Global Business Cycle Indicators
Press Release Archive
Released: Thursday, January 23, 2003
This release incorporates annual benchmark revisions to the composite indexes which brings them up-to-date with revisions in component data in the past year.
The Conference Board announced today that the U.S. leading index increased by 0.1 percent, the coincident index held steady, and the lagging index decreased 0.3 percent in December.
- After declining from May through September 2002, the leading index has now improved for three straight months, suggesting a stronger economic recovery in the first half of 2003.
- The negative contribution from unemployment insurance claims in December was more than offset by the positive contributions from housing permits, average manufacturing workweek, and consumer expectations. The leading index has almost regained its level in May 2002, or when it started to decline.
- The coincident index, a measure of current economic activity, was flat in each of the last three months of 2002. But it’s still 0.8 percent above its cyclical low reached in November 2001.
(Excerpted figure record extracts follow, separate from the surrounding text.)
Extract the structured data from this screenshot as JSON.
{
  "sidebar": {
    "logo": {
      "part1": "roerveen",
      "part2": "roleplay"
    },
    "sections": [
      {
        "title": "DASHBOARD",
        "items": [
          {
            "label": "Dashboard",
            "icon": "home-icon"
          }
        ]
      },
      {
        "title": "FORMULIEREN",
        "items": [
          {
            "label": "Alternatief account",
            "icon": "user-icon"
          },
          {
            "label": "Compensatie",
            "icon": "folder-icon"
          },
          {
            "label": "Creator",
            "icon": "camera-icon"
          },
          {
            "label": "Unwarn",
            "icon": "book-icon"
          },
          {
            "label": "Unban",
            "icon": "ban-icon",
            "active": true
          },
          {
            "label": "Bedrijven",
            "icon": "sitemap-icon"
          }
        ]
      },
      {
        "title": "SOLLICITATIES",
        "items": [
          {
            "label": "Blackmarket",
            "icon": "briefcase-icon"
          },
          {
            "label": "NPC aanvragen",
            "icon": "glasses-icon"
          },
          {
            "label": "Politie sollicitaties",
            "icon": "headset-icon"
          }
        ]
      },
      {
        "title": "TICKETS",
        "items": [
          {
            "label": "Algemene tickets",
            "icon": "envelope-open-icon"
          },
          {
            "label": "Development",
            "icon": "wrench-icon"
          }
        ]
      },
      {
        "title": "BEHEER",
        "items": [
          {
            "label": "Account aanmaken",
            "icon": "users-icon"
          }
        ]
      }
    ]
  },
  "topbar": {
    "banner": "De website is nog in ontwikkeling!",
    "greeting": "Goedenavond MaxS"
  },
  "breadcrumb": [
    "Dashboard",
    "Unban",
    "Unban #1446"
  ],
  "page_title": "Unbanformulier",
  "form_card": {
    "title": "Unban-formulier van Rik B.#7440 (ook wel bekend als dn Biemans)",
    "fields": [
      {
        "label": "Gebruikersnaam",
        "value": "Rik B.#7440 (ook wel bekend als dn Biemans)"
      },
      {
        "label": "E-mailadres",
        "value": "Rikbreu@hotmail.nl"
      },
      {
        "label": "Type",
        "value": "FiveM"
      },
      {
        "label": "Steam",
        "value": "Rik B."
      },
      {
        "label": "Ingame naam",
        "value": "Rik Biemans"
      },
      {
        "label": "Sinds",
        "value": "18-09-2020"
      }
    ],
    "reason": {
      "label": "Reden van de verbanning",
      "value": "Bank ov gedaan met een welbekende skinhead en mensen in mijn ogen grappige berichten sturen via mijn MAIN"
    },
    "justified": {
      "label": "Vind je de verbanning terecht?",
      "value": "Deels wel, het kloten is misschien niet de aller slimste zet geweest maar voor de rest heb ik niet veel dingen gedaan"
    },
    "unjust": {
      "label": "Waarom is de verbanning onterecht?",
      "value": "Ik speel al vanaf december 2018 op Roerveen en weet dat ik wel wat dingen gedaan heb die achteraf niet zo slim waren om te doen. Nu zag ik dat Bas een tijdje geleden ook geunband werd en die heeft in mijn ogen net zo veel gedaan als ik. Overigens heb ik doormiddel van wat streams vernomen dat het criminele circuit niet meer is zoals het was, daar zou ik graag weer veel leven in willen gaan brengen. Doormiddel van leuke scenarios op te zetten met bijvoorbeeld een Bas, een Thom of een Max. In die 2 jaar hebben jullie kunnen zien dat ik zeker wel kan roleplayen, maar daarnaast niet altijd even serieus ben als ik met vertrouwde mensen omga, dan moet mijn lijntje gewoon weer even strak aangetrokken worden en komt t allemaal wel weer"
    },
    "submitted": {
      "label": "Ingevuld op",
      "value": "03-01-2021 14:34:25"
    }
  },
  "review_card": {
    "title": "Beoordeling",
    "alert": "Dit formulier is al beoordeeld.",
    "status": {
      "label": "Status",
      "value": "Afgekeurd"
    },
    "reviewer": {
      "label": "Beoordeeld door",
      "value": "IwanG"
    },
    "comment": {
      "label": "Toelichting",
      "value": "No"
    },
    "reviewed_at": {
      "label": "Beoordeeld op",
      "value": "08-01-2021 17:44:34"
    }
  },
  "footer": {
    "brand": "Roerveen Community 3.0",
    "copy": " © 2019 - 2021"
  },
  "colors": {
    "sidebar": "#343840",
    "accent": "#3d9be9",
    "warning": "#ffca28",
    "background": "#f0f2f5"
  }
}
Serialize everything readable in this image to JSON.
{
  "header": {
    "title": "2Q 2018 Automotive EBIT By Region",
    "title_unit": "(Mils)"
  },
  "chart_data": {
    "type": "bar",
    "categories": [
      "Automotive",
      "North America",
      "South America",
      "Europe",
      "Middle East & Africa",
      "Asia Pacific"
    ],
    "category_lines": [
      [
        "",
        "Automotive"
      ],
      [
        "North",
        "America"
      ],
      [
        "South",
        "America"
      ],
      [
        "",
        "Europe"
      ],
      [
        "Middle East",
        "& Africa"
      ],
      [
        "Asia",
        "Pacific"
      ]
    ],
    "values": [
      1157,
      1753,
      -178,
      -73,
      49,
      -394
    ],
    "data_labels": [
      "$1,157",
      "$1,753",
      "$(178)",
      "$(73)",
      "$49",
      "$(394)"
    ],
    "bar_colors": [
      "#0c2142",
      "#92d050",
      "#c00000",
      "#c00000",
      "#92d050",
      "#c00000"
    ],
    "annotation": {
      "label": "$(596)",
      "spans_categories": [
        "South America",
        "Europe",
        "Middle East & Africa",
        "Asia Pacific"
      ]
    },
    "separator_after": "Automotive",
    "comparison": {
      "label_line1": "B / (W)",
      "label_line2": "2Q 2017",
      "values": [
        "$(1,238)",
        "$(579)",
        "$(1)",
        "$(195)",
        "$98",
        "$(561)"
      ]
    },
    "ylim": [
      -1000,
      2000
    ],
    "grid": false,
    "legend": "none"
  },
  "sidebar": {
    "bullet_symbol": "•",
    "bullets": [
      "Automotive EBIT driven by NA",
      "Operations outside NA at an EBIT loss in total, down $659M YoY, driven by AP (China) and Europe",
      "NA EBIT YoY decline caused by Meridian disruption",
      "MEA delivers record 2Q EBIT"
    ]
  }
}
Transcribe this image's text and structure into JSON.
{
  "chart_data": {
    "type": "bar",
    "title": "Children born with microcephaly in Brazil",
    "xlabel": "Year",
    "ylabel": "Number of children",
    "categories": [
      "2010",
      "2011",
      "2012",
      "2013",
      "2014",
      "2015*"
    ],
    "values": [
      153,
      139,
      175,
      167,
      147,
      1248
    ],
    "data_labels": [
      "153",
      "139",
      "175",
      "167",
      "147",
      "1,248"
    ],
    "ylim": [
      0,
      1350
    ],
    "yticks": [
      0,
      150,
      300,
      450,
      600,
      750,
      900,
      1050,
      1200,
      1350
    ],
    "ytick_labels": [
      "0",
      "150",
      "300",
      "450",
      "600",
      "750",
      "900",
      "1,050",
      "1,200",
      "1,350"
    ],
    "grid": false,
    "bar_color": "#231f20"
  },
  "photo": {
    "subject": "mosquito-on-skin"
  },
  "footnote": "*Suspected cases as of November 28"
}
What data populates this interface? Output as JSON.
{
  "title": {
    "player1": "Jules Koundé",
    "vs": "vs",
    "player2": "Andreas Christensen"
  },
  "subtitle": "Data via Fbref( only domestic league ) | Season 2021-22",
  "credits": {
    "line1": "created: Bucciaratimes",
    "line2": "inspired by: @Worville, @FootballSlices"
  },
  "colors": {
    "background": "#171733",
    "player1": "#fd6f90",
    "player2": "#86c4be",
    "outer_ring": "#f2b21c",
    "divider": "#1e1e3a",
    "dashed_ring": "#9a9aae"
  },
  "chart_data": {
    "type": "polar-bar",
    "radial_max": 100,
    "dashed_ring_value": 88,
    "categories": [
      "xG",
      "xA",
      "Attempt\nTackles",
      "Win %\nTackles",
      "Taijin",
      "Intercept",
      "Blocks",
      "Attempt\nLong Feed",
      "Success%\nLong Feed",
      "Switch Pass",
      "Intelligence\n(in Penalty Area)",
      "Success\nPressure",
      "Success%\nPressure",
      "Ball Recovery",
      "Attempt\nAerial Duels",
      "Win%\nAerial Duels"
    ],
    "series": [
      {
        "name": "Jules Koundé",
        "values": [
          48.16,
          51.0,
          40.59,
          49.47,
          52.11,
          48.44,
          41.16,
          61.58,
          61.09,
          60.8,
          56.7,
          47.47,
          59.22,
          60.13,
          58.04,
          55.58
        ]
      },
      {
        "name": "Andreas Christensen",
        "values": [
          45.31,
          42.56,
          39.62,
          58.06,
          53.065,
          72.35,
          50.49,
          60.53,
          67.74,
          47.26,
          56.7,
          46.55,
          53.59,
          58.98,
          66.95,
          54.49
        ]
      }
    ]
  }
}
Leading Indicators. Eight of the ten indicators that make up the leading index increased in December. The positive contributors to the index - beginning with the largest positive contributor - were building permits, average weekly manufacturing hours, index of consumer expectations, real money supply*, vendor performance, interest rate spread, manufacturers’ new orders for nondefense capital goods*, manufacturers’ new orders for consumer goods and materials*. The two negative contributors - from the larger negative contributor – were average weekly initial claims for unemployment insurance (inverted) and stock prices.
The leading index now stands at 111.3 (1996=100). This index increased 0.5 percent in November and increased 0.2 percent in October. During the six-month span through December, the leading index increased 0.1 percent, with four of the ten components advancing (diffusion index, six-month span equals 40 percent).
Coincident Indicators. Two of the four indicators that make up the coincident index increased in December. The positive contributors to the index - beginning with the larger positive contributor - were personal income less transfer payments* and manufacturing and trade sales*. Employees on nonagricultural payrolls and industrial production decreased in December.
The coincident index now stands at 115.2 (1996=100). This index held steady in November and October. During the six-month period through November, the coincident index increased 0.1 percent.
Lagging Indicators. The lagging index decreased 0.3 percent to 99.4 (1996=100) in December, with four of the seven components declining. The negative contributors to the index – beginning with the largest negative contributor – were average duration of unemployment, commercial and industrial loans outstanding*, average prime rate charged by banks, and ratio of consumer installment credit to personal income*. Change in CPI for services is the only component that increased this month. Change in labor cost per unit of output* and ratio of manufacturing and trade inventories to sales* held steady in December. The lagging index decreased 0.3 percent in November and held steady in October.
Data Availability. The data series used by The Conference Board to compute the three composite indexes and reported in the tables in this release are those available “as of” 12 Noon on January 22, 2003. Some series are estimated as noted below.
*Notes: Series in the leading index that are based on The Conference Board estimates are manufacturers’ new orders for consumer goods and materials, manufacturers’ new orders for nondefense capital goods, and the personal consumption expenditure deflator for money supply. Series in the coincident index that are based on The Conference Board estimates are personal income less transfer payments and manufacturing and trade sales. Series in the lagging index that are based on The Conference Board estimates are inventories to sales ratio, consumer installment credit to income ratio, change in labor cost per unit of output, and the personal consumption expenditure deflator for commercial and industrial loans outstanding.
THESE DATA ARE FOR ANALYSIS PURPOSES ONLY. NOT FOR REDISTRIBUTION, PUBLISHING, DATABASING, OR PUBLIC POSTING WITHOUT EXPRESS WRITTEN PERMISSION.